### I_love_natalia's blog

By I_love_natalia, 9 years ago, translation, After a small discussion, we decided to publish the generator that causes #TLE of HashSet and HashMap in Java.

It is here — http://pastebin.com/qpyNcD3R

The main idea: let's force the hash collections to put all the items in one bucket.

A feature of HashSet and HashMap is a usage of a special linear hash transformation, and then use a reminder hash % bucketsCount as bucket number.
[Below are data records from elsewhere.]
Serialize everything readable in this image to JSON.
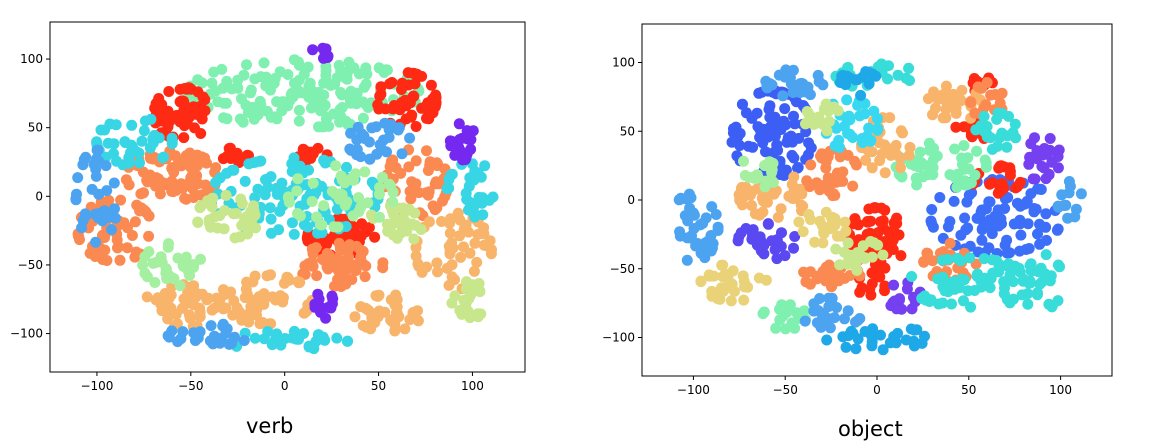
{
  "chart_data": [
    {
      "type": "scatter",
      "caption": "verb",
      "xlim": [
        -125,
        128
      ],
      "ylim": [
        -128,
        127
      ],
      "xticks": [
        -100,
        -50,
        0,
        50,
        100
      ],
      "yticks": [
        -100,
        -50,
        0,
        50,
        100
      ],
      "xtick_labels": [
        "−100",
        "−50",
        "0",
        "50",
        "100"
      ],
      "ytick_labels": [
        "−100",
        "−50",
        "0",
        "50",
        "100"
      ],
      "grid": false,
      "clusters": [
        {
          "color": "#80f0b0",
          "cx": 10,
          "cy": 75,
          "rx": 55,
          "ry": 22,
          "n": 160
        },
        {
          "color": "#ff2a14",
          "cx": -55,
          "cy": 60,
          "rx": 13,
          "ry": 18,
          "n": 55
        },
        {
          "color": "#ff2a14",
          "cx": 65,
          "cy": 70,
          "rx": 14,
          "ry": 18,
          "n": 50
        },
        {
          "color": "#ff2a14",
          "cx": 30,
          "cy": -30,
          "rx": 16,
          "ry": 12,
          "n": 45
        },
        {
          "color": "#ff2a14",
          "cx": -25,
          "cy": 30,
          "rx": 8,
          "ry": 5,
          "n": 18
        },
        {
          "color": "#ff2a14",
          "cx": 15,
          "cy": 30,
          "rx": 7,
          "ry": 5,
          "n": 16
        },
        {
          "color": "#fb8a52",
          "cx": -60,
          "cy": 15,
          "rx": 22,
          "ry": 16,
          "n": 70
        },
        {
          "color": "#fb8a52",
          "cx": -90,
          "cy": -25,
          "rx": 18,
          "ry": 20,
          "n": 60
        },
        {
          "color": "#fb8a52",
          "cx": 30,
          "cy": -50,
          "rx": 20,
          "ry": 14,
          "n": 55
        },
        {
          "color": "#fb8a52",
          "cx": 70,
          "cy": 10,
          "rx": 15,
          "ry": 22,
          "n": 50
        },
        {
          "color": "#f8b46a",
          "cx": -10,
          "cy": -75,
          "rx": 22,
          "ry": 16,
          "n": 55
        },
        {
          "color": "#f8b46a",
          "cx": 90,
          "cy": -40,
          "rx": 18,
          "ry": 25,
          "n": 50
        },
        {
          "color": "#f8b46a",
          "cx": -55,
          "cy": -80,
          "rx": 18,
          "ry": 14,
          "n": 45
        },
        {
          "color": "#f8b46a",
          "cx": 55,
          "cy": -85,
          "rx": 16,
          "ry": 12,
          "n": 40
        },
        {
          "color": "#38d6e4",
          "cx": 5,
          "cy": 0,
          "rx": 40,
          "ry": 25,
          "n": 110
        },
        {
          "color": "#38d6e4",
          "cx": -80,
          "cy": 40,
          "rx": 18,
          "ry": 16,
          "n": 40
        },
        {
          "color": "#38d6e4",
          "cx": 100,
          "cy": 5,
          "rx": 12,
          "ry": 18,
          "n": 30
        },
        {
          "color": "#38d6e4",
          "cx": 0,
          "cy": -105,
          "rx": 30,
          "ry": 6,
          "n": 35
        },
        {
          "color": "#c8e68c",
          "cx": -30,
          "cy": -15,
          "rx": 15,
          "ry": 14,
          "n": 35
        },
        {
          "color": "#c8e68c",
          "cx": 60,
          "cy": -20,
          "rx": 14,
          "ry": 12,
          "n": 30
        },
        {
          "color": "#c8e68c",
          "cx": 100,
          "cy": -75,
          "rx": 10,
          "ry": 12,
          "n": 20
        },
        {
          "color": "#4ca4f0",
          "cx": -100,
          "cy": 0,
          "rx": 10,
          "ry": 30,
          "n": 35
        },
        {
          "color": "#4ca4f0",
          "cx": 50,
          "cy": 40,
          "rx": 15,
          "ry": 12,
          "n": 30
        },
        {
          "color": "#4ca4f0",
          "cx": -40,
          "cy": -100,
          "rx": 20,
          "ry": 8,
          "n": 25
        },
        {
          "color": "#7428f0",
          "cx": 95,
          "cy": 40,
          "rx": 6,
          "ry": 12,
          "n": 20
        },
        {
          "color": "#7428f0",
          "cx": 20,
          "cy": -80,
          "rx": 8,
          "ry": 8,
          "n": 14
        },
        {
          "color": "#7428f0",
          "cx": 20,
          "cy": 105,
          "rx": 5,
          "ry": 4,
          "n": 8
        },
        {
          "color": "#a4f0a0",
          "cx": 30,
          "cy": 0,
          "rx": 25,
          "ry": 20,
          "n": 45
        },
        {
          "color": "#a4f0a0",
          "cx": -60,
          "cy": -50,
          "rx": 14,
          "ry": 14,
          "n": 30
        }
      ]
    },
    {
      "type": "scatter",
      "caption": "object",
      "xlim": [
        -128,
        128
      ],
      "ylim": [
        -128,
        128
      ],
      "xticks": [
        -100,
        -50,
        0,
        50,
        100
      ],
      "yticks": [
        -100,
        -50,
        0,
        50,
        100
      ],
      "xtick_labels": [
        "−100",
        "−50",
        "0",
        "50",
        "100"
      ],
      "ytick_labels": [
        "−100",
        "−50",
        "0",
        "50",
        "100"
      ],
      "grid": false,
      "clusters": [
        {
          "color": "#3d5ef5",
          "cx": -57,
          "cy": 48,
          "rx": 20,
          "ry": 28,
          "n": 90
        },
        {
          "color": "#3d6ef8",
          "cx": 65,
          "cy": -12,
          "rx": 32,
          "ry": 24,
          "n": 90
        },
        {
          "color": "#ff2a14",
          "cx": 0,
          "cy": -28,
          "rx": 14,
          "ry": 20,
          "n": 60
        },
        {
          "color": "#ff2a14",
          "cx": 52,
          "cy": 50,
          "rx": 9,
          "ry": 6,
          "n": 16
        },
        {
          "color": "#ff2a14",
          "cx": 65,
          "cy": 15,
          "rx": 12,
          "ry": 9,
          "n": 22
        },
        {
          "color": "#ff2a14",
          "cx": -3,
          "cy": -62,
          "rx": 7,
          "ry": 8,
          "n": 12
        },
        {
          "color": "#ff2a14",
          "cx": 55,
          "cy": 85,
          "rx": 7,
          "ry": 5,
          "n": 10
        },
        {
          "color": "#7440f0",
          "cx": 90,
          "cy": 30,
          "rx": 9,
          "ry": 15,
          "n": 24
        },
        {
          "color": "#7440f0",
          "cx": 15,
          "cy": -70,
          "rx": 9,
          "ry": 9,
          "n": 16
        },
        {
          "color": "#5a48f0",
          "cx": -60,
          "cy": -30,
          "rx": 14,
          "ry": 12,
          "n": 28
        },
        {
          "color": "#80f0b0",
          "cx": 35,
          "cy": 25,
          "rx": 22,
          "ry": 15,
          "n": 50
        },
        {
          "color": "#80f0b0",
          "cx": -50,
          "cy": -85,
          "rx": 12,
          "ry": 8,
          "n": 20
        },
        {
          "color": "#f8b46a",
          "cx": -55,
          "cy": 3,
          "rx": 18,
          "ry": 14,
          "n": 45
        },
        {
          "color": "#f8b46a",
          "cx": 5,
          "cy": 40,
          "rx": 12,
          "ry": 18,
          "n": 35
        },
        {
          "color": "#f8b46a",
          "cx": 42,
          "cy": 70,
          "rx": 13,
          "ry": 12,
          "n": 30
        },
        {
          "color": "#fb8a52",
          "cx": -25,
          "cy": 20,
          "rx": 13,
          "ry": 15,
          "n": 35
        },
        {
          "color": "#fb8a52",
          "cx": -25,
          "cy": -55,
          "rx": 14,
          "ry": 8,
          "n": 25
        },
        {
          "color": "#fb8a52",
          "cx": 40,
          "cy": -45,
          "rx": 13,
          "ry": 12,
          "n": 25
        },
        {
          "color": "#fb8a52",
          "cx": 60,
          "cy": 72,
          "rx": 8,
          "ry": 12,
          "n": 16
        },
        {
          "color": "#38dcd8",
          "cx": 50,
          "cy": -60,
          "rx": 30,
          "ry": 16,
          "n": 55
        },
        {
          "color": "#38dcd8",
          "cx": 85,
          "cy": -60,
          "rx": 15,
          "ry": 20,
          "n": 35
        },
        {
          "color": "#38dcd8",
          "cx": 65,
          "cy": 50,
          "rx": 10,
          "ry": 12,
          "n": 22
        },
        {
          "color": "#38dcd8",
          "cx": 0,
          "cy": 90,
          "rx": 20,
          "ry": 8,
          "n": 22
        },
        {
          "color": "#38d8f0",
          "cx": -15,
          "cy": 55,
          "rx": 14,
          "ry": 16,
          "n": 35
        },
        {
          "color": "#4ca4f0",
          "cx": -100,
          "cy": -20,
          "rx": 12,
          "ry": 22,
          "n": 35
        },
        {
          "color": "#4ca4f0",
          "cx": -45,
          "cy": 85,
          "rx": 14,
          "ry": 9,
          "n": 25
        },
        {
          "color": "#4ca4f0",
          "cx": -25,
          "cy": -82,
          "rx": 15,
          "ry": 10,
          "n": 25
        },
        {
          "color": "#4ca4f0",
          "cx": 105,
          "cy": 0,
          "rx": 6,
          "ry": 12,
          "n": 12
        },
        {
          "color": "#c8e68c",
          "cx": -30,
          "cy": 60,
          "rx": 9,
          "ry": 9,
          "n": 18
        },
        {
          "color": "#c8e68c",
          "cx": -10,
          "cy": -40,
          "rx": 12,
          "ry": 10,
          "n": 20
        },
        {
          "color": "#ead278",
          "cx": -78,
          "cy": -60,
          "rx": 16,
          "ry": 12,
          "n": 32
        },
        {
          "color": "#ead278",
          "cx": -30,
          "cy": -20,
          "rx": 12,
          "ry": 10,
          "n": 22
        },
        {
          "color": "#a4f0a0",
          "cx": -65,
          "cy": 20,
          "rx": 10,
          "ry": 10,
          "n": 16
        },
        {
          "color": "#1fa8e8",
          "cx": -10,
          "cy": 85,
          "rx": 10,
          "ry": 8,
          "n": 16
        },
        {
          "color": "#1fa8e8",
          "cx": 0,
          "cy": -100,
          "rx": 25,
          "ry": 8,
          "n": 28
        }
      ]
    }
  ]
}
This is some quotes from original Java code:

    static int hash(int h) {
// This function ensures that hashCodes that differ only by
// constant multiples at each bit position have a bounded
// number of collisions (approximately 8 at default load factor).
h ^= (h >>> 20) ^ (h >>> 12);
return h ^ (h >>> 7) ^ (h >>> 4);
}

static int indexFor(int h, int length) {
return h & (length-1); /*length is a power of 2 --- me*/
}


The only difficulty is to generate an inverse transform — it is here:

    int hashinv(int h) {
h ^= (h >>> 4) ^ (h >>> 7) ^ (h >>> 8) ^ (h >>> 14) ^ (h >>> 15)
^ (h >>> 18) ^ (h >>> 19) ^ (h >>> 20) ^ (h >>> 21)
^ (h >>> 23) ^ (h >>> 26) ^ (h >>> 28);
return h;
}


And then, just type the numbers in a such way:

    final int size = 100000;
int[] s = new int[size];
for (int i = 0, val = 0; i < size; i++) {
s[i] = Integer.MAX_VALUE;
while (s[i] > 1000000000)
s[i] = hashinv(bitreverse(val++));
}


Here, bitreverse inverses last 31 bits in number.

This works for Java 6 и Java 7 with almost all standard input transformation (sorting, random shuffling, etc).

Good luck in hacks!  Comments (7)
 » Well, then the question arises.. what should I use then?!
•  » » Hmm... TreeMap and compareTo instead of HashMap and hashCode?
 » It seems to take a lot of time to find enough numbers less than 100000 while it barely take time to find enough numbers less than 1000000000.
•  » » Do you want to find 100000 different positive integer numbers less than 100000?
•  » » » I got it!T.T
 » What about if I change the load factor? As I know bucketsCount would be different and the code for hacking should be different (I guess).
•  » » No, if a == b, then (a == b) mod M for every M. Look, first the hash is calculated as shown above and the operation % is used by module bucketsCount. The first phase doesn't work.